Competitors' envy

Print edition : July 14, 2006

NALCO is the sole aluminium producing company in the public sector. The Indian aluminium industry is oligopolistic: the three main producers, Hindalco, Sterlite, Nalco, enjoy overwhelming market share. The barriers to entry are significantly high. This is mainly because the industry is highly capital intensive. The two competitors of Nalco have expanded by acquiring existing companies. While Hindalco had acquired another private company, Sterlite's acquisition of Balco significantly increased its capacity as an integrated producer of aluminium.

The last few years have been generally good for producers of industrial commodities, particularly metals. Prices have remained high and all the three main companies have registered high profits. It is well known in industry circles that both the Vedanta group, which owns Sterlite, and Hindalco, are eyeing Nalco.

The reasons are obvious. Nalco's access to high quality bauxite in Orissa (which accounts for 70 per cent of Indian bauxite reserves) gives it a phenomenal advantage. The access to good ore results in the company's cost of production of alumina being the lowest in the world.

What Nalco lacks is the autonomy required in an oligopolistic market to respond quickly and flexibly to the moves of its competitors. Its main problem has been in its inability to ramp up value addition. This is where companies like Hindalco have been successful.

However, this is not a problem that arises from being a publicly owned company. In fact, Nalco's efforts to introduce value-added products have been hampered by the extremely lethargic attitude of its owner, the Government of India. In 1991, the company sought permission, not money, from the government for investing in its expansion project. The permission came only in 1998, when Nalco's competitors had already entrenched themselves in the market. For instance, Nalco was unable to take advantage of the boom in the automobile industry, which resulted in a huge demand for wheels during the last decade.

The two competitors find Nalco attractive because it is relatively young, its balance sheet is strong and it is a low-cost producer of aluminium.
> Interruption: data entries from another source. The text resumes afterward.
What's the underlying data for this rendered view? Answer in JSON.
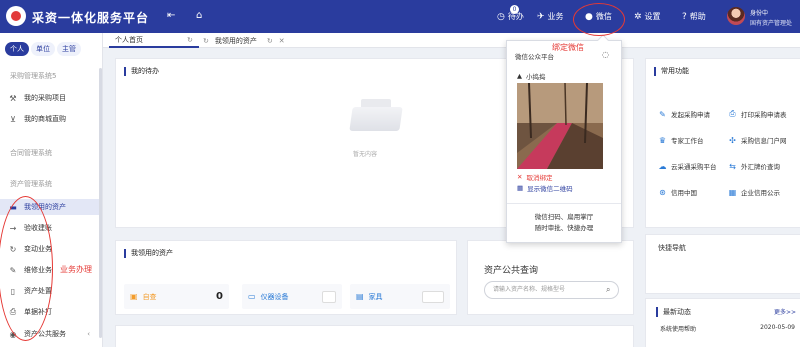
{
  "app": {
    "title": "采资一体化服务平台"
  },
  "header": {
    "todo": {
      "label": "待办",
      "badge": "0"
    },
    "business": {
      "label": "业务"
    },
    "wechat": {
      "label": "微信"
    },
    "settings": {
      "label": "设置"
    },
    "help": {
      "label": "帮助"
    },
    "user": {
      "name": "身份中",
      "org": "国有资产管理处"
    }
  },
  "sidebar": {
    "tabs": [
      {
        "label": "个人",
        "active": true
      },
      {
        "label": "单位",
        "active": false
      },
      {
        "label": "主管",
        "active": false
      }
    ],
    "groups": {
      "procurement": "采购管理系统5",
      "contract": "合同管理系统",
      "asset": "资产管理系统"
    },
    "procurement_items": [
      {
        "label": "我的采购项目",
        "icon": "gavel-icon"
      },
      {
        "label": "我的商城直购",
        "icon": "cart-icon"
      }
    ],
    "asset_items": [
      {
        "label": "我领用的资产",
        "icon": "folder-icon",
        "active": true
      },
      {
        "label": "验收建账",
        "icon": "arrow-icon"
      },
      {
        "label": "变动业务",
        "icon": "refresh-icon"
      },
      {
        "label": "维修业务",
        "icon": "wrench-icon"
      },
      {
        "label": "资产处置",
        "icon": "trash-icon"
      },
      {
        "label": "单据补打",
        "icon": "printer-icon"
      },
      {
        "label": "资产公共服务",
        "icon": "service-icon"
      }
    ]
  },
  "tabs": [
    {
      "label": "个人首页",
      "active": true
    },
    {
      "label": "我领用的资产",
      "active": false
    }
  ],
  "todo_panel": {
    "title": "我的待办",
    "empty_text": "暂无内容"
  },
  "assets_panel": {
    "title": "我领用的资产",
    "stats": [
      {
        "label": "自查",
        "value": "0"
      },
      {
        "label": "仪器设备",
        "value": ""
      },
      {
        "label": "家具",
        "value": ""
      }
    ]
  },
  "asset_query": {
    "title": "资产公共查询",
    "placeholder": "请输入资产名称、规格型号"
  },
  "frequent": {
    "title": "常用功能",
    "items": [
      {
        "label": "发起采购申请",
        "icon": "pen-icon"
      },
      {
        "label": "打印采购申请表",
        "icon": "print-icon"
      },
      {
        "label": "专家工作台",
        "icon": "expert-icon"
      },
      {
        "label": "采购信息门户网",
        "icon": "portal-icon"
      },
      {
        "label": "云采通采购平台",
        "icon": "cloud-icon"
      },
      {
        "label": "外汇牌价查询",
        "icon": "exchange-icon"
      },
      {
        "label": "信用中国",
        "icon": "credit-icon"
      },
      {
        "label": "企业信用公示",
        "icon": "enterprise-icon"
      }
    ]
  },
  "quick_nav": {
    "title": "快捷导航"
  },
  "news": {
    "title": "最新动态",
    "more": "更多>>",
    "items": [
      {
        "label": "系统使用帮助",
        "date": "2020-05-09"
      }
    ]
  },
  "wechat_popup": {
    "header": "微信公众平台",
    "username": "小捣捣",
    "unbind": "取消绑定",
    "show_qr": "显示微信二维码",
    "footer_line1": "微信扫码、扁用掌厅",
    "footer_line2": "随时审批、快捷办理"
  },
  "annotations": {
    "bind_wechat": "绑定微信",
    "business": "业务办理"
  },
  "colors": {
    "primary": "#2a3c9e",
    "annotation": "#e53935",
    "orange": "#f39c2b"
  }
}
If one of them succeeds in acquiring Nalco, the industry will become a duopoly, which will allow significant room for price gouging. The Aditya Birla Group, which controls Hindalco, has in the last decade focussed attention on the market for industrial intermediates. Most of the moves have come from the acquisition of existing companies. In the cement business, it acquired Larsen and Toubro's cement unit; in the aluminium business it acquired the Indian Aluminium company; it also acquired the copper business of the Indo-Gulf Corporation in 2002. Meanwhile, Sterlite acquired not only Balco but also Hindustan Zinc Ltd., which resulted in the overnight transformation of a public monopoly into a private monopoly.

The interest in Nalco that the two competitors have openly expressed in the last few years suggests that they are moving towards absolute dominance in the industry. This explains why Hindalco acquired a little over 1 per cent of the stake that was floating in the market after the last round of disinvestment. The 10 per cent disinvestment may appear nominal. It is anything but that.